Olympia Dukakis was born June 20, 1931, in Lowell, Massachusetts. Her father, a Greek immigrant, launched a drama club to stage the classic Greek plays. After graduating from Boston University, where she was a New England fencing champion — she also was pretty good at basketball, tennis, pingpong and riflery — she worked as a physical therapist to earn money to get her masters in theater arts.
After attaining her degree, Dukakis came to New York in 1958 and taught drama at NYU while pursuing parts. In summer stock, she panicked during her first onstage performance, unable to speak for an entire act.
Her first TV performances came in 1962 on episodes of The Nurses and Dr. Kildare. In Peter Yates’ John and Mary (1969), she portrayed Dustin Hoffman’s mom, and she was a mother again, this time Joseph Bologna’s, in Made for Each Other (1971).
Her body of film work also includes Jules Dassin’s The Rehearsal (1974), Death Wish (1974), Rich Kids (1979), The Wanderers (1979), The Idolmaker (1980), The Cemetery Club (1993), Naked Gun 33 1/3: The Final Insult (1994) — in a cameo as herself at a chaotic Academy Awards telecast — Mighty Aphrodite (1995), 3 Needles (2005), Whiskey School (2005), Jesus, Mary and Joey (2005), In the Land of Women (2007), Cloudburst (2011) and The Infiltrator (2016).
Dukakis was a regular on the daytime drama Search for Tomorrow in the 1980s — taking the job to make ends meet when her husband was injured in a car accident and sidelined for many months — and had guest-starring stints on many TV series, including The Equalizer and Bored to Death, on which she had a torrid affair with Zach Galifianakis.

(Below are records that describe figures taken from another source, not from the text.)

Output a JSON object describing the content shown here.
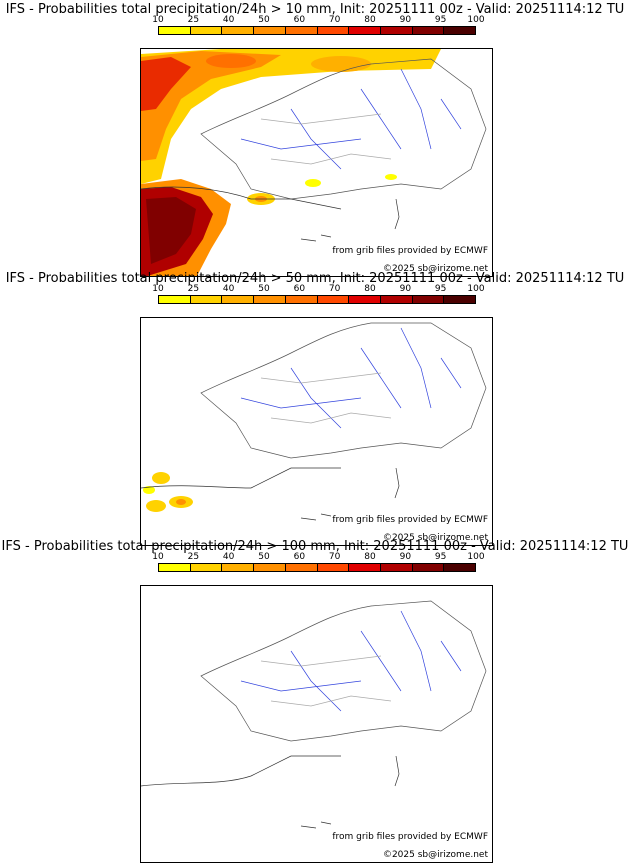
{
  "legend": {
    "ticks": [
      "10",
      "25",
      "40",
      "50",
      "60",
      "70",
      "80",
      "90",
      "95",
      "100"
    ],
    "colors": [
      "#ffff00",
      "#ffd200",
      "#ffb000",
      "#ff9000",
      "#ff7000",
      "#ff4800",
      "#e00000",
      "#b00000",
      "#800000",
      "#4a0000"
    ]
  },
  "credits": {
    "source": "from grib files provided by ECMWF",
    "copyright": "©2025 sb@irizome.net"
  },
  "panels": [
    {
      "title": "IFS - Probabilities total precipitation/24h > 10 mm, Init: 20251111 00z - Valid: 20251114:12 TU"
    },
    {
      "title": "IFS - Probabilities total precipitation/24h > 50 mm, Init: 20251111 00z - Valid: 20251114:12 TU"
    },
    {
      "title": "IFS - Probabilities total precipitation/24h > 100 mm, Init: 20251111 00z - Valid: 20251114:12 TU"
    }
  ]
}
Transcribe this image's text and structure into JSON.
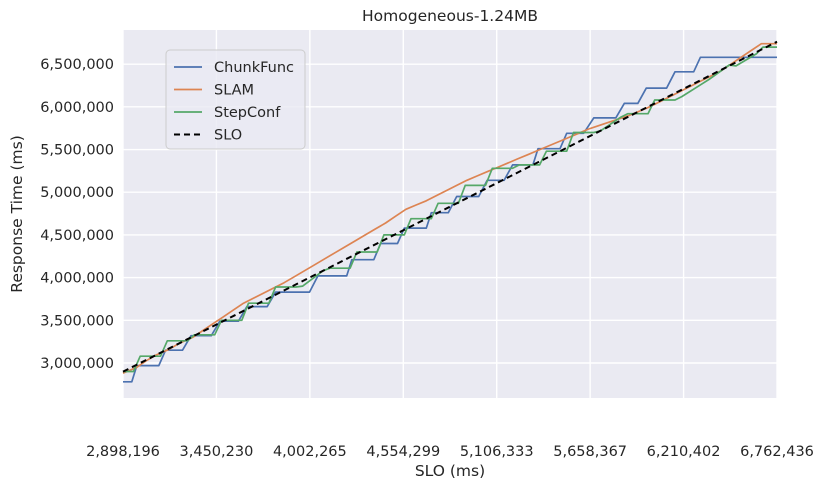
{
  "chart_data": {
    "type": "line",
    "title": "Homogeneous-1.24MB",
    "xlabel": "SLO (ms)",
    "ylabel": "Response Time (ms)",
    "xlim": [
      2898196,
      6762436
    ],
    "ylim": [
      2590000,
      6900000
    ],
    "grid": true,
    "legend_position": "upper-left",
    "x_ticks": [
      2898196,
      3450230,
      4002265,
      4554299,
      5106333,
      5658367,
      6210402,
      6762436
    ],
    "x_tick_labels": [
      "2,898,196",
      "3,450,230",
      "4,002,265",
      "4,554,299",
      "5,106,333",
      "5,658,367",
      "6,210,402",
      "6,762,436"
    ],
    "y_ticks": [
      3000000,
      3500000,
      4000000,
      4500000,
      5000000,
      5500000,
      6000000,
      6500000
    ],
    "y_tick_labels": [
      "3,000,000",
      "3,500,000",
      "4,000,000",
      "4,500,000",
      "5,000,000",
      "5,500,000",
      "6,000,000",
      "6,500,000"
    ],
    "series": [
      {
        "name": "ChunkFunc",
        "color": "#4c72b0",
        "dash": "solid",
        "x": [
          2898196,
          2950000,
          2980000,
          3110000,
          3150000,
          3250000,
          3300000,
          3420000,
          3470000,
          3580000,
          3630000,
          3750000,
          3800000,
          3950000,
          4000000,
          4050000,
          4100000,
          4220000,
          4250000,
          4380000,
          4420000,
          4520000,
          4560000,
          4690000,
          4720000,
          4820000,
          4870000,
          5000000,
          5050000,
          5150000,
          5200000,
          5320000,
          5350000,
          5480000,
          5520000,
          5620000,
          5680000,
          5810000,
          5860000,
          5940000,
          5990000,
          6110000,
          6160000,
          6270000,
          6310000,
          6420000,
          6470000,
          6590000,
          6640000,
          6762436
        ],
        "y": [
          2780000,
          2780000,
          2970000,
          2970000,
          3150000,
          3150000,
          3320000,
          3320000,
          3490000,
          3490000,
          3660000,
          3660000,
          3830000,
          3830000,
          3830000,
          4020000,
          4020000,
          4020000,
          4210000,
          4210000,
          4400000,
          4400000,
          4580000,
          4580000,
          4760000,
          4760000,
          4950000,
          4950000,
          5140000,
          5140000,
          5320000,
          5320000,
          5510000,
          5510000,
          5690000,
          5690000,
          5870000,
          5870000,
          6040000,
          6040000,
          6220000,
          6220000,
          6410000,
          6410000,
          6580000,
          6580000,
          6580000,
          6580000,
          6580000,
          6580000
        ]
      },
      {
        "name": "SLAM",
        "color": "#dd8452",
        "dash": "solid",
        "x": [
          2898196,
          2980000,
          3030000,
          3090000,
          3170000,
          3230000,
          3310000,
          3370000,
          3430000,
          3490000,
          3550000,
          3610000,
          3670000,
          3730000,
          3790000,
          3850000,
          3910000,
          3970000,
          4030000,
          4090000,
          4150000,
          4210000,
          4270000,
          4330000,
          4390000,
          4450000,
          4510000,
          4570000,
          4630000,
          4690000,
          4750000,
          4810000,
          4870000,
          4930000,
          4990000,
          5050000,
          5110000,
          5170000,
          5230000,
          5290000,
          5350000,
          5410000,
          5470000,
          5530000,
          5590000,
          5650000,
          5710000,
          5770000,
          5830000,
          5890000,
          5950000,
          6010000,
          6070000,
          6130000,
          6190000,
          6250000,
          6310000,
          6370000,
          6430000,
          6490000,
          6550000,
          6610000,
          6670000,
          6762436
        ],
        "y": [
          2880000,
          2950000,
          3020000,
          3090000,
          3160000,
          3230000,
          3300000,
          3380000,
          3460000,
          3540000,
          3620000,
          3700000,
          3760000,
          3820000,
          3880000,
          3940000,
          4010000,
          4080000,
          4150000,
          4220000,
          4290000,
          4360000,
          4430000,
          4500000,
          4570000,
          4640000,
          4720000,
          4800000,
          4850000,
          4900000,
          4960000,
          5020000,
          5080000,
          5140000,
          5190000,
          5240000,
          5290000,
          5340000,
          5390000,
          5440000,
          5490000,
          5540000,
          5590000,
          5640000,
          5690000,
          5740000,
          5780000,
          5820000,
          5860000,
          5900000,
          5950000,
          6000000,
          6060000,
          6120000,
          6180000,
          6240000,
          6300000,
          6360000,
          6420000,
          6500000,
          6580000,
          6660000,
          6740000,
          6740000
        ]
      },
      {
        "name": "StepConf",
        "color": "#55a868",
        "dash": "solid",
        "x": [
          2898196,
          2960000,
          3000000,
          3120000,
          3160000,
          3280000,
          3320000,
          3440000,
          3480000,
          3600000,
          3640000,
          3760000,
          3800000,
          3920000,
          3960000,
          4080000,
          4120000,
          4240000,
          4280000,
          4400000,
          4440000,
          4560000,
          4600000,
          4720000,
          4760000,
          4880000,
          4920000,
          5040000,
          5080000,
          5200000,
          5240000,
          5360000,
          5400000,
          5520000,
          5560000,
          5680000,
          5720000,
          5840000,
          5880000,
          6000000,
          6040000,
          6160000,
          6200000,
          6320000,
          6360000,
          6480000,
          6520000,
          6640000,
          6680000,
          6762436
        ],
        "y": [
          2900000,
          2900000,
          3080000,
          3080000,
          3260000,
          3260000,
          3330000,
          3330000,
          3500000,
          3500000,
          3700000,
          3700000,
          3890000,
          3890000,
          3900000,
          4080000,
          4110000,
          4110000,
          4300000,
          4300000,
          4500000,
          4500000,
          4690000,
          4690000,
          4870000,
          4870000,
          5080000,
          5080000,
          5280000,
          5280000,
          5320000,
          5320000,
          5480000,
          5480000,
          5700000,
          5700000,
          5720000,
          5880000,
          5920000,
          5920000,
          6080000,
          6080000,
          6120000,
          6270000,
          6320000,
          6490000,
          6480000,
          6620000,
          6700000,
          6700000
        ]
      },
      {
        "name": "SLO",
        "color": "#000000",
        "dash": "dashed",
        "x": [
          2898196,
          6762436
        ],
        "y": [
          2898196,
          6762436
        ]
      }
    ]
  }
}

She met Zorich, a Chicago native, during an audition for an off-Broadway play. Neither got the part, but they did get each other. He gave her a 98-cent wedding ring that he purchased at Woolworth’s, and they got married at City Hall.
“I remember her eyes, she was very sexy, and I said, ‘Oh, my God, this woman …,” Zorich said in the Undefined documentary. “And she wasn’t a shrinking violet; she never was.”
Survivors include their children, Christina, Peter and Stefan.